Id. at *12-13.  In Esposito, the court was particularly troubled by the fact that plaintiff had sued both the manufacturer of the pain pump and several entities that may have manufactured the medication in the pain pump.  Not only did plaintiffs lump all these defendants together, the complaint only referred to “pain pumps” – without a single mention of the medications that may have been used in the pumps.  Id. at *13.           

  1.          You can’t lump defendants together on a negligence claim either.  Id. at *15-19.  Here the court looked at causation – an essential element of a negligence claim – and you can’t have causation if you don’t identify which defendant allegedly caused plaintiff’s injury.  Relying on a litany of pain pump cases, the court found:

"[A] complaint is not adequately plead if it names several defendants whose products might have been used, but does not actually identify which defendants' products allegedly caused the injury."

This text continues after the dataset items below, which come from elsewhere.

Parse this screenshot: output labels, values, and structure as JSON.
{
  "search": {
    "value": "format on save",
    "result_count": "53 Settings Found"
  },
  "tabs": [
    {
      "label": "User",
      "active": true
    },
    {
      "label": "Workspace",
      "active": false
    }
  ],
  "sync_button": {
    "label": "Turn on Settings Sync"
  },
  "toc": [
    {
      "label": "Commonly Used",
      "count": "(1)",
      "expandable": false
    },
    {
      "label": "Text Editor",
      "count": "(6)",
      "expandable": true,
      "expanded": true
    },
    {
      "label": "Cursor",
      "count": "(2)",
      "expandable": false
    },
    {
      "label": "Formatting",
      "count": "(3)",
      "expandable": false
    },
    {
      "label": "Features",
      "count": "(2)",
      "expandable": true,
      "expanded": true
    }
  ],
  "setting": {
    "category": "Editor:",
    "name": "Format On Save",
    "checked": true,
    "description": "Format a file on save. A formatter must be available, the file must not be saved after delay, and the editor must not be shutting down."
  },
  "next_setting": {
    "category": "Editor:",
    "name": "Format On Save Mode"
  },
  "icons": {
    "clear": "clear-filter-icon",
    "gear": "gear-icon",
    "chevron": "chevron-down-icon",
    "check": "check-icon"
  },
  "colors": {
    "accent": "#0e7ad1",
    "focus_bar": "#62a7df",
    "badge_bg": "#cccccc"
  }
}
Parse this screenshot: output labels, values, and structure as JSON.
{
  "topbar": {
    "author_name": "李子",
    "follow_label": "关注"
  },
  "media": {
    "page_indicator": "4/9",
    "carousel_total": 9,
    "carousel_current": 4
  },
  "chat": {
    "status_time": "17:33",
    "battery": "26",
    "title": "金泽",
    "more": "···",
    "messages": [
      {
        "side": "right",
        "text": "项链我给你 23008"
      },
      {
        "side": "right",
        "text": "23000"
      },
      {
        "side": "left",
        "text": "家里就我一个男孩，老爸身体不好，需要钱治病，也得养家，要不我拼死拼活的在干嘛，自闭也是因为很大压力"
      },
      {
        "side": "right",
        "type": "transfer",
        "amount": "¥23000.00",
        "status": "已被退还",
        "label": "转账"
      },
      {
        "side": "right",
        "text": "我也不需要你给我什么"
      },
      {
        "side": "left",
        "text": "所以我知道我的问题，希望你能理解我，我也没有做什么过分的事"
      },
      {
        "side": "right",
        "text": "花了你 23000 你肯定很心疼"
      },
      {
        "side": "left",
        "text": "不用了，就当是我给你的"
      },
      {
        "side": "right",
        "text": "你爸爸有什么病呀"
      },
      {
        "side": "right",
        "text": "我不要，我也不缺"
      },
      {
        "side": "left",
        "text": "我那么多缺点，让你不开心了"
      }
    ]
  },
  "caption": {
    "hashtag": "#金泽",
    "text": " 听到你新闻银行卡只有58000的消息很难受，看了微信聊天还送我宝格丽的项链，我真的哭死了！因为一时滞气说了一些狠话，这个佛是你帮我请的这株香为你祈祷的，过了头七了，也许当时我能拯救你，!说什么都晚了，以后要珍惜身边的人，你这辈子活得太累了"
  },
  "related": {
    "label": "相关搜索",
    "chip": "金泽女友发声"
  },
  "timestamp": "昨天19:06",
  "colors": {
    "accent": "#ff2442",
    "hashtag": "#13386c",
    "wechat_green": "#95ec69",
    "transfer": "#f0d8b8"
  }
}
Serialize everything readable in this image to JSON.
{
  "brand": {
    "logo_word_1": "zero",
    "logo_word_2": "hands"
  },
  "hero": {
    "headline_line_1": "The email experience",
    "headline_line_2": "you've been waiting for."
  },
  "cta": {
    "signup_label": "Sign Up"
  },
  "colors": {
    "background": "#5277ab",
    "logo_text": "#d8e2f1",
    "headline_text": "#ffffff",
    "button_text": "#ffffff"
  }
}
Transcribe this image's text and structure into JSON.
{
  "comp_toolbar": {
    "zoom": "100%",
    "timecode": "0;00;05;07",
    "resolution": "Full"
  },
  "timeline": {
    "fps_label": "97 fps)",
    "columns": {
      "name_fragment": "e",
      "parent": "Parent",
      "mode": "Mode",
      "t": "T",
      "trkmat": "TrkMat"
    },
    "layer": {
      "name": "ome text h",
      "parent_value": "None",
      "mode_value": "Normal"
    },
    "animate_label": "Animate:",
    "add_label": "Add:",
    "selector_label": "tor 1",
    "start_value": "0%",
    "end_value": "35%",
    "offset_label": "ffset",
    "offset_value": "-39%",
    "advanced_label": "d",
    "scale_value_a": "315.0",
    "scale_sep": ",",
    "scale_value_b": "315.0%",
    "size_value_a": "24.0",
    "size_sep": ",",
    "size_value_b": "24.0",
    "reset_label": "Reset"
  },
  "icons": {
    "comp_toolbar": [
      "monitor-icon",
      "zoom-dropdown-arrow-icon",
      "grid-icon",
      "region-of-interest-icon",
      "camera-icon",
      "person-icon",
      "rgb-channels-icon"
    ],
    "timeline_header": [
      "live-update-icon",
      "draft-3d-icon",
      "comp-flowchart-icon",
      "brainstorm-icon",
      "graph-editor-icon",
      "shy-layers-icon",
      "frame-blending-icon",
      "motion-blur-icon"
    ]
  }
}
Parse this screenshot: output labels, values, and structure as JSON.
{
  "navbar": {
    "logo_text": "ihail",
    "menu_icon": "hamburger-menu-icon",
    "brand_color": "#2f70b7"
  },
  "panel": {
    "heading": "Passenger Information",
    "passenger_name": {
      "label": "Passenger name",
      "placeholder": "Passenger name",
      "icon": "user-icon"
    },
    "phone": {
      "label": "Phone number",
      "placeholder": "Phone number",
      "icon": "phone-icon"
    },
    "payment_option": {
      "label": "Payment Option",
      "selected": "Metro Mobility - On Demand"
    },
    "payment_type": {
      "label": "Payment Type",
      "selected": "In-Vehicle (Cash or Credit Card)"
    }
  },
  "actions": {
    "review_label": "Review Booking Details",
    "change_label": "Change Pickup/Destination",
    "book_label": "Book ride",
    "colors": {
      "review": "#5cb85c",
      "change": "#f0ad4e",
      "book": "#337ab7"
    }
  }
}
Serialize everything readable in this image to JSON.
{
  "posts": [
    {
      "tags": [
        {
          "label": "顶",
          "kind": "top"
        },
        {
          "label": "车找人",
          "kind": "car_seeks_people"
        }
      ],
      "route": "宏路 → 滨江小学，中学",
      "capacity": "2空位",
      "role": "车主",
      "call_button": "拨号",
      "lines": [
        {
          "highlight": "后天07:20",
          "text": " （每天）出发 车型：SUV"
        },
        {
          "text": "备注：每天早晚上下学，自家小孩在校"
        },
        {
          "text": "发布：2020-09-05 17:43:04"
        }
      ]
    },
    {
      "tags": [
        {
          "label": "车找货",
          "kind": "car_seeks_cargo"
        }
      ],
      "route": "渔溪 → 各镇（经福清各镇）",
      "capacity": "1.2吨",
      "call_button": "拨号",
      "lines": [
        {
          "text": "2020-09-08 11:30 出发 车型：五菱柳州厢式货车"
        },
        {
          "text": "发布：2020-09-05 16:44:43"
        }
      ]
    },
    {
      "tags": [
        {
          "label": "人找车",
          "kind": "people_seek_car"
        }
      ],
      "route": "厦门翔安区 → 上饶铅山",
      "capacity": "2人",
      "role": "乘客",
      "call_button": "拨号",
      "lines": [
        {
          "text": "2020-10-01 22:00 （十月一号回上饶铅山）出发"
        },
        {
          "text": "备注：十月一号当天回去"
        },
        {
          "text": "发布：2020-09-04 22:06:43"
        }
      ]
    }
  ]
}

Id. at *18.  The Esposito complaint, therefore, didn’t pass Twiqbal muster because it named several defendants, “but fail[ed] to pinpoint which products from which specific Defendants caused Plaintiff's injuries.”  Id.   Sort of like the chocolate stain on your carpet – it could have been your son’s Milky Way or your daughter’s Kit Kat (or your husband’s Crunch bar for that matter) – but without more, your claim isn’t going to hold up and you should just clean it up yourself (come to think of it, you may have dropped a crumb or two yourself).            

  1.          No express warranty claim without an allegation of an express statement.  This one really doesn’t need any further explanation.             

So, we are left with the question – is this just sloppy work by plaintiffs’ lawyers or are these cagey attempts to craft complaints that just squeak by?  To see just how little they need to plead to stay alive.  If the latter, they obviously aren’t there yet and need to go back to the drawing board.  For our clients’ sake, we hope they keep tossing up this same garbage.  From an intellectual curiosity standpoint, we’re interested in whether they’ll ever get it right.  For now, if you need a little hair of the dog – try drinking your coffee from a chocolate cup.